Harga Sawit Melorot Setelah Keran Ekspor CPO Dibuka

panen sawit
PANEN SAWIT: Petani sawit di Kotawaringin Barat saat memanen hasil kebunnya belum lama ini. (ISTIMEWA/RADAR PANGKALAN BUN)

PANGKALAN BUN – Harga tandan buah segar kelapa sawit tak kunjung membaik setelah pembukaan kembali keran ekspor Crude Palm Oil (CPO) oleh Presiden Joko Widodo. Bahkan, harga sawit saat ini cenderung melorot.

Harga per kilogram TBS buah kelapa sawit dirasakan mencekik para petani sawit. Pasalnya hasil panen yang didapatkan tidak sebanding dengan biaya operasional termasuk untuk perawatan kebun.

Bacaan Lainnya

Tentu saja hal itu menjadi pertanyaan besar di kalangan petani, sementara kebijakan larangan ekspor sawit sudah dicabut, namun kondisi tidak juga membaik.

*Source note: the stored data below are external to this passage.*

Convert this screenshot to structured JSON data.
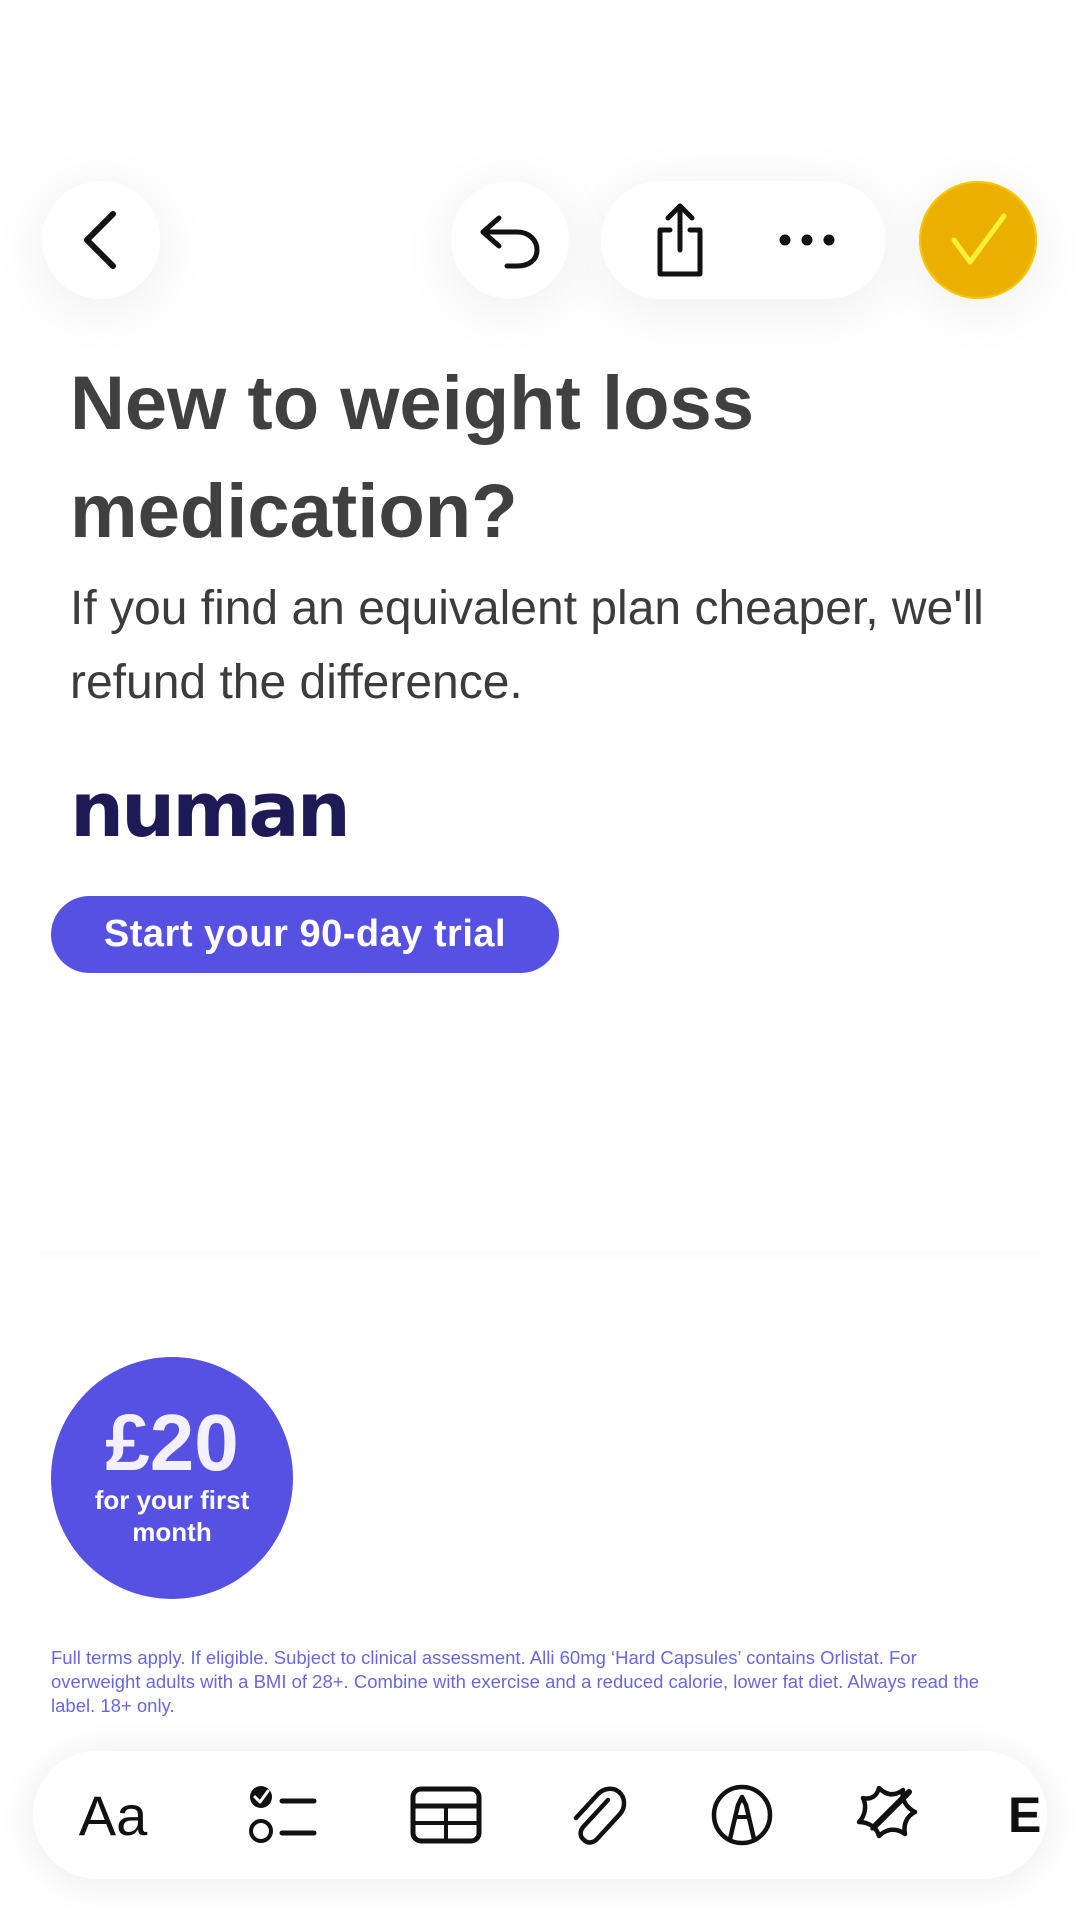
{
  "toolbar": {
    "back_icon": "chevron-left-icon",
    "undo_icon": "undo-arrow-icon",
    "share_icon": "share-icon",
    "more_icon": "ellipsis-icon",
    "done_icon": "checkmark-icon",
    "done_color": "#ecb100"
  },
  "note": {
    "title": "New to weight loss medication?",
    "subtitle": "If you find an equivalent plan cheaper, we'll refund the difference."
  },
  "ad": {
    "brand": "numan",
    "brand_color": "#1e1a55",
    "accent_color": "#5651e2",
    "cta_label": "Start your 90-day trial",
    "price_amount": "£20",
    "price_caption": "for your first month",
    "disclaimer": "Full terms apply. If eligible. Subject to clinical assessment. Alli 60mg ‘Hard Capsules’ contains Orlistat. For overweight adults with a BMI of 28+. Combine with exercise and a reduced calorie, lower fat diet. Always read the label. 18+ only."
  },
  "format_bar": {
    "text_format_label": "Aa",
    "checklist_icon": "checklist-icon",
    "table_icon": "table-icon",
    "attachment_icon": "paperclip-icon",
    "markup_icon": "pen-circle-icon",
    "ai_icon": "sparkle-pencil-icon",
    "more_label": "E"
  }
}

Petani Sawit di Kota Pangkalan Bun, Sutrisno menyampaikan bahwa sebelumnya harga sawit setelah diterapkan larangan ekspor CPO bertahan dikisaran Rp1700 perkilogramnya, namun saat ini di tingkat petani hanya Rp1300 perkilogram, bahkan di pengepul hanya dihargai Rp1000 perkilogramnya.

“Ini ada apa? Harusnya harga TBS bisa membaik setelah dibukanya keran ekspor CPO, ini malah menurun terus,” ungkapnya, Senin (6/6).

Baca Juga :  Kalteng Tunggu Hasil Indentifikasi Satgas Terkait Aksi Sawit Berkelanjutan

Ia mengeluhkan dengan harga saat ini membuat petani sawit tertekan, lantaran biaya operasional lebih tinggi, seperti untuk membayar pemanen maupun untuk pembelian pupuk.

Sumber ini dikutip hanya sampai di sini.